Ooit, toen ik 14 was, zei de enige dokter die ik ooit aan mijn kant heb weten staan, dat ik beter een pilsje dronk bij mijn eten in plaats van de -gesuikerde- limonade die bij ons thuis het enige was dat we mochten drinken buiten water en koude koffie. Ik vond het niet lekker, maar het leste de dorst.

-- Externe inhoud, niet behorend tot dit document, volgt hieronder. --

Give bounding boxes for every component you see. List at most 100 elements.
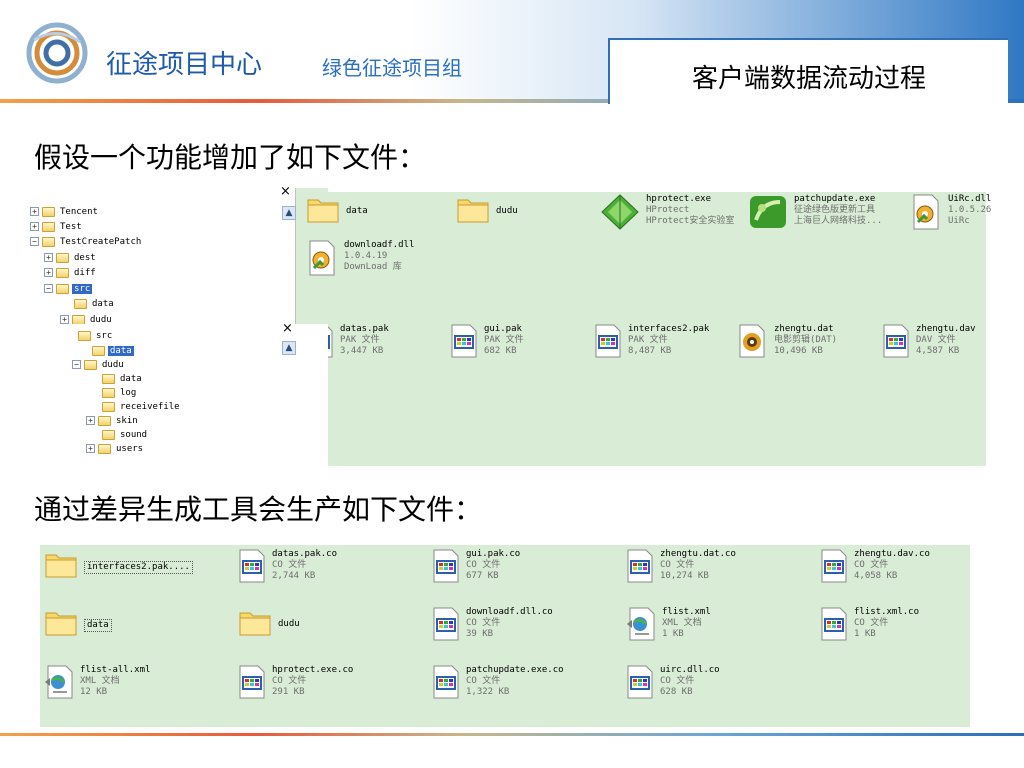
close-icon[interactable]: × [282, 321, 293, 336]
file-name: patchupdate.exe.co [466, 665, 564, 675]
file-item[interactable]: flist-all.xml XML 文档 12 KB [44, 665, 150, 699]
tree-item[interactable]: data [90, 371, 144, 386]
file-item[interactable]: gui.pak.co CO 文件 677 KB [432, 549, 520, 583]
file-item-text: hprotect.exe.co CO 文件 291 KB [272, 665, 353, 698]
tree-item[interactable]: log [90, 385, 138, 400]
file-type: PAK 文件 [628, 335, 668, 345]
tree-item-label: skin [116, 415, 138, 426]
tree-item[interactable]: + skin [86, 413, 140, 428]
file-name: dudu [278, 619, 300, 629]
file-size: 3,447 KB [340, 346, 384, 356]
folder-icon [45, 554, 77, 578]
tree-item[interactable]: src [66, 328, 114, 343]
tree-item[interactable]: data [62, 296, 116, 311]
file-item-text: interfaces2.pak PAK 文件 8,487 KB [628, 324, 709, 357]
file-item-text: uirc.dll.co CO 文件 628 KB [660, 665, 720, 698]
tree-item[interactable]: + Test [30, 219, 84, 234]
expander-icon[interactable]: + [44, 253, 53, 262]
file-name: zhengtu.dat.co [660, 549, 736, 559]
file-name: downloadf.dll.co [466, 607, 553, 617]
file-name: zhengtu.dav [916, 324, 976, 334]
tree-item-label: log [120, 387, 137, 398]
file-item[interactable]: dudu [238, 607, 300, 637]
generic-file-icon [239, 549, 265, 583]
file-size: HProtect安全实验室 [646, 216, 735, 226]
file-name: gui.pak [484, 324, 522, 334]
file-name: zhengtu.dat [774, 324, 834, 334]
file-type: 征途绿色版更新工具 [794, 205, 876, 215]
folder-icon [102, 401, 115, 412]
expander-icon[interactable]: − [72, 360, 81, 369]
generic-file-icon [821, 549, 847, 583]
file-item[interactable]: zhengtu.dav.co CO 文件 4,058 KB [820, 549, 930, 583]
file-item-text: zhengtu.dav DAV 文件 4,587 KB [916, 324, 976, 357]
file-size: 291 KB [272, 687, 305, 697]
tree-item[interactable]: + dest [44, 250, 98, 265]
folder-icon [78, 330, 91, 341]
file-name: interfaces2.pak [628, 324, 710, 334]
tree-item-label: src [96, 330, 113, 341]
scroll-up-icon[interactable]: ▲ [282, 341, 296, 355]
expander-icon[interactable]: + [60, 315, 69, 324]
slide-title: 客户端数据流动过程 [691, 64, 926, 94]
tree-item[interactable]: + users [86, 441, 145, 456]
tree-item[interactable]: − dudu [72, 357, 126, 372]
file-item[interactable]: interfaces2.pak.... [44, 549, 193, 579]
file-item[interactable]: zhengtu.dav DAV 文件 4,587 KB [882, 324, 976, 358]
file-item[interactable]: flist.xml XML 文档 1 KB [626, 607, 711, 641]
file-item[interactable]: data [44, 607, 112, 637]
file-item[interactable]: zhengtu.dat 电影剪辑(DAT) 10,496 KB [738, 324, 837, 358]
file-item[interactable]: data [306, 194, 368, 224]
file-item[interactable]: downloadf.dll 1.0.4.19 DownLoad 库 [306, 240, 414, 276]
file-item[interactable]: datas.pak.co CO 文件 2,744 KB [238, 549, 337, 583]
tree-item-label: Test [60, 221, 82, 232]
generic-file-icon [627, 665, 653, 699]
expander-icon[interactable]: + [30, 207, 39, 216]
expander-icon[interactable]: − [44, 284, 53, 293]
file-item[interactable]: flist.xml.co CO 文件 1 KB [820, 607, 919, 641]
file-item-text: gui.pak PAK 文件 682 KB [484, 324, 524, 357]
file-item[interactable]: interfaces2.pak PAK 文件 8,487 KB [594, 324, 709, 358]
file-item[interactable]: zhengtu.dat.co CO 文件 10,274 KB [626, 549, 736, 583]
tree-item[interactable]: − src [44, 281, 93, 296]
file-item[interactable]: dudu [456, 194, 518, 224]
tree-item[interactable]: sound [90, 427, 149, 442]
generic-file-icon [433, 665, 459, 699]
tree-item-label: data [92, 298, 114, 309]
file-item[interactable]: downloadf.dll.co CO 文件 39 KB [432, 607, 553, 641]
folder-icon [239, 612, 271, 636]
folder-icon [98, 415, 111, 426]
folder-icon [74, 298, 87, 309]
file-item[interactable]: hprotect.exe.co CO 文件 291 KB [238, 665, 353, 699]
close-icon[interactable]: × [280, 184, 291, 199]
file-type: 1.0.5.26 [948, 205, 992, 215]
tree-item[interactable]: + Tencent [30, 204, 100, 219]
tree-item[interactable]: + diff [44, 265, 98, 280]
expander-icon[interactable]: + [86, 444, 95, 453]
file-size: 1 KB [854, 629, 876, 639]
file-item[interactable]: gui.pak PAK 文件 682 KB [450, 324, 524, 358]
file-type: HProtect [646, 205, 690, 215]
tree-item[interactable]: receivefile [90, 399, 182, 414]
file-size: UiRc [948, 216, 970, 226]
green-app-icon [750, 196, 786, 228]
file-item[interactable]: uirc.dll.co CO 文件 628 KB [626, 665, 720, 699]
scroll-up-icon[interactable]: ▲ [282, 206, 296, 220]
file-item[interactable]: hprotect.exe HProtect HProtect安全实验室 [600, 194, 734, 230]
expander-icon[interactable]: − [30, 237, 39, 246]
file-item[interactable]: patchupdate.exe 征途绿色版更新工具 上海巨人网络科技... [748, 194, 882, 230]
folder-icon [56, 267, 69, 278]
file-item-text: data [84, 619, 112, 632]
folder-icon [72, 314, 85, 325]
expander-icon[interactable]: + [86, 416, 95, 425]
file-item[interactable]: patchupdate.exe.co CO 文件 1,322 KB [432, 665, 564, 699]
expander-icon[interactable]: + [44, 268, 53, 277]
tree-item[interactable]: − TestCreatePatch [30, 234, 143, 249]
folder-icon [42, 206, 55, 217]
file-name: dudu [496, 206, 518, 216]
expander-icon[interactable]: + [30, 222, 39, 231]
tree-item-label: dest [74, 252, 96, 263]
file-item[interactable]: UiRc.dll 1.0.5.26 UiRc [910, 194, 991, 230]
tree-item[interactable]: data [80, 343, 134, 358]
brand-subtitle: 绿色征途项目组 [322, 56, 462, 80]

Toen ik uitging zou ik ook eerder een pils genomen hebben dan frisdrank, ik hield niet echt van gesuikerd. Eens getrouwd dronk ik liever donker bier, maar dan wel ’s avonds voor de TV, of als we ergens iets gingen drinken natuurlijk.
Maar er was wel een ander eigenaardig iets. In het begin van de lente, bij de eerste warmte, kon ik in de late namiddag, na verrichte arbeid wel een pils verdragen, meer nog, ik had er zin in. Dat duurde dan geen hele maand want dan kwam de tegenzin.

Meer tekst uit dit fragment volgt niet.